I want to prove that $\sqrt{2 + \sqrt{2 + \sqrt{2 + \ldots}}}$ limits to 2.

Let $a_0$ = $\sqrt{2}$

$a_n$= $\sqrt{2+a_{n-1}}$.

Then, proving that $\sqrt{2 + \sqrt{2 + \sqrt{2 + \ldots}}}$ limits to 2 is equivalent to proving that lim $a_n$ =2.

Write $a_n$ = $e^{log(\sqrt{(2+a_{n-1})}}$

Then lim $a_n$= $$lim (e^{log(\sqrt{(2+a_{n-1})}})$$ and, by continuity of the exponential function $$=e^{lim(log(\sqrt{(2+a_{n-1})})},$$

$$=e^{lim(\frac{1}{2}log({2+a_{n-1})})},$$ and, by continuity of the log function $$=e^{\frac{1}{2}log(lim({2+a_{n-1})})},$$ $$=e^{\frac{1}{2}log({2+ lim(a_{n-1})})},$$ $$=e^{\frac{1}{2}log({2+ lim(a_n)})},$$ $$=(2+ lim(a_n))^{\frac{1}{2}},$$

which implies that $$(lim a_n)^2 = 2+ lim(a_n)$$ $$=(lim a_n)^2- lim(a_n)-2 = 0$$

So, the limit, if it exists, must satisfy the above quadratic equation.

The roots are 2 and -1, but since the sequence is positive for all n, we must have that the limit exists and is equal to 2.

Is this correct?

I know that there are many proofs of this on MSE, but I am wary of those proofs that seem to assume that the limit already exists, and that all that is needed is to label lim$a_n$ = L and then solve an algebraic equation and arrive at L=2. Is this way not rigorous and perhaps not allowed in a real analysis exam (unlike, say, calculus I)?

Thanks,

Answer 1

No, you should prove that the limit exists and finite in the first place. This is a common error that students make.

How to prove that the limit exist and finite?

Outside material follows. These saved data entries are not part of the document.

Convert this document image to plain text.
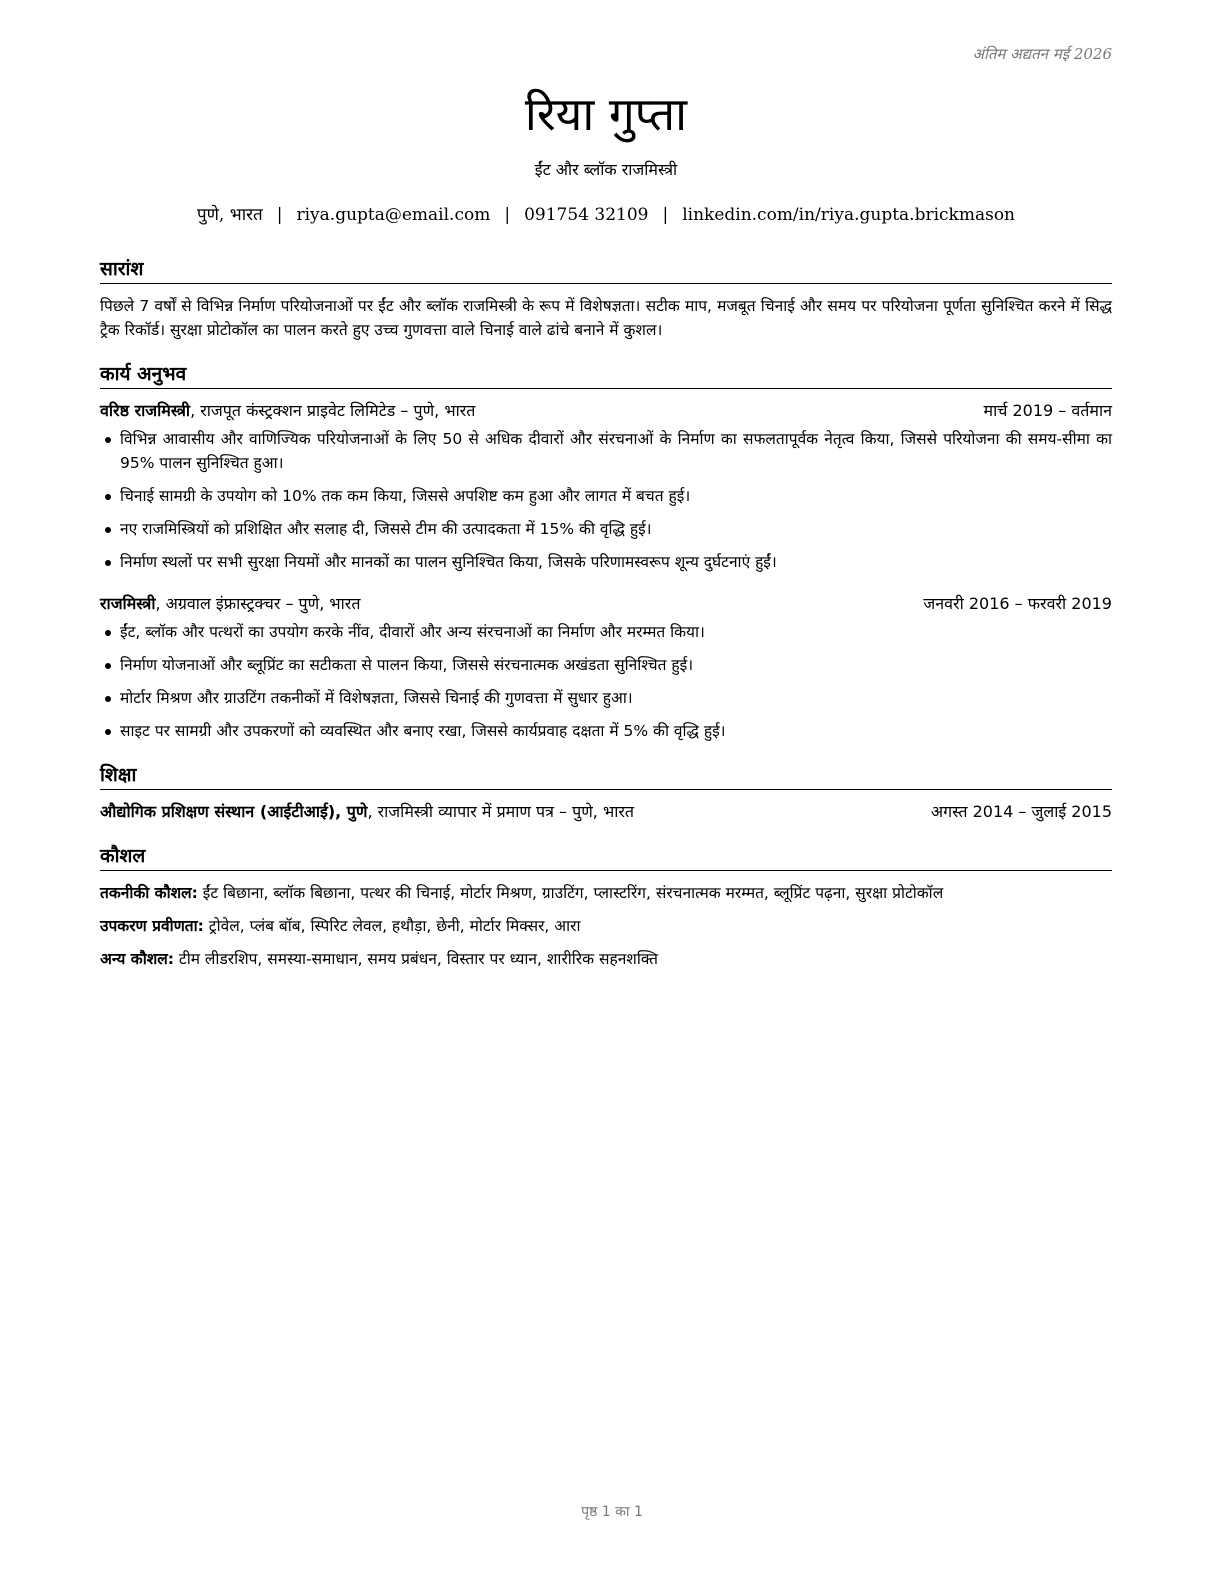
अंतिम अद्यतन मई 2026
रिया गुप्ता
ईंट और ब्लॉक राजमिस्त्री
पुणे, भारत | riya.gupta@email.com | 091754 32109 | linkedin.com/in/riya.gupta.brickmason
सारांश
पिछले 7 वर्षों से विभिन्न निर्माण परियोजनाओं पर ईंट और ब्लॉक राजमिस्त्री के रूप में विशेषज्ञता। सटीक माप, मजबूत चिनाई और समय पर परियोजना पूर्णता सुनिश्चित करने में सिद्ध ट्रैक रिकॉर्ड। सुरक्षा प्रोटोकॉल का पालन करते हुए उच्च गुणवत्ता वाले चिनाई वाले ढांचे बनाने में कुशल।
कार्य अनुभव
वरिष्ठ राजमिस्त्री, राजपूत कंस्ट्रक्शन प्राइवेट लिमिटेड – पुणे, भारत	मार्च 2019 – वर्तमान
विभिन्न आवासीय और वाणिज्यिक परियोजनाओं के लिए 50 से अधिक दीवारों और संरचनाओं के निर्माण का सफलतापूर्वक नेतृत्व किया, जिससे परियोजना की समय-सीमा का 95% पालन सुनिश्चित हुआ।
चिनाई सामग्री के उपयोग को 10% तक कम किया, जिससे अपशिष्ट कम हुआ और लागत में बचत हुई।
नए राजमिस्त्रियों को प्रशिक्षित और सलाह दी, जिससे टीम की उत्पादकता में 15% की वृद्धि हुई।
निर्माण स्थलों पर सभी सुरक्षा नियमों और मानकों का पालन सुनिश्चित किया, जिसके परिणामस्वरूप शून्य दुर्घटनाएं हुईं।
राजमिस्त्री, अग्रवाल इंफ्रास्ट्रक्चर – पुणे, भारत	जनवरी 2016 – फरवरी 2019
ईंट, ब्लॉक और पत्थरों का उपयोग करके नींव, दीवारों और अन्य संरचनाओं का निर्माण और मरम्मत किया।
निर्माण योजनाओं और ब्लूप्रिंट का सटीकता से पालन किया, जिससे संरचनात्मक अखंडता सुनिश्चित हुई।
मोर्टार मिश्रण और ग्राउटिंग तकनीकों में विशेषज्ञता, जिससे चिनाई की गुणवत्ता में सुधार हुआ।
साइट पर सामग्री और उपकरणों को व्यवस्थित और बनाए रखा, जिससे कार्यप्रवाह दक्षता में 5% की वृद्धि हुई।
शिक्षा
औद्योगिक प्रशिक्षण संस्थान (आईटीआई), पुणे, राजमिस्त्री व्यापार में प्रमाण पत्र – पुणे, भारत	अगस्त 2014 – जुलाई 2015
कौशल
तकनीकी कौशल: ईंट बिछाना, ब्लॉक बिछाना, पत्थर की चिनाई, मोर्टार मिश्रण, ग्राउटिंग, प्लास्टरिंग, संरचनात्मक मरम्मत, ब्लूप्रिंट पढ़ना, सुरक्षा प्रोटोकॉल
उपकरण प्रवीणता: ट्रोवेल, प्लंब बॉब, स्पिरिट लेवल, हथौड़ा, छेनी, मोर्टार मिक्सर, आरा
अन्य कौशल: टीम लीडरशिप, समस्या-समाधान, समय प्रबंधन, विस्तार पर ध्यान, शारीरिक सहनशक्ति
पृष्ठ 1 का 1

1) We prove by induction that $a_n\in (0,2)$ for any $n\in \mathbb{N}$ : if $2>a_n>0$ then $$2=\sqrt{2+2}>\sqrt{2+a_n}=a_{n+1}=\sqrt{2+a_n}>0.$$
and clearly $a_n\in (0,2)$.

2) Now, we show that $(a_n)$ is increasing, note that $$a_{n+1}-a_n=\sqrt{a_n+2}-a_n=\frac{a_n+2-a_n^2}{\sqrt{a_n+2}+a_n}=\frac{(a_n+1)(2-a_n)}{\sqrt{a_n+2}+a_n}>0.$$ Now, $(a_n)$ is increasing and bounded therefore convergent to some $L\in [0,2]$, the rest follows.

Can you give me an example where this does not work?

take for example $a_0=0$ and $a_{n+1}=2a_n+1$. I haven't much clever counter-example, if I find one, I'll post it.

Answer 2

You don't have to pass through the exponential.

$$ \lim_{n\to\infty} a_n = \lim_{n\to\infty} \sqrt{2 + a_{n-1}} = \sqrt{2 + \lim_{n\to\infty} a_{n-1}} = \sqrt{2 + \lim_{n\to\infty} a_{n}} .$$

Let $A = \lim_{n\to\infty} a_n$, then $$ A = \sqrt{2 + A}$$ So $A = 2$.

P.S. @aziiri is right. To complete the proof you have to prove that the limit exists and is finite. The idea is to prove that all the $a_n$s locate in $(0,2)$ and they are increasing.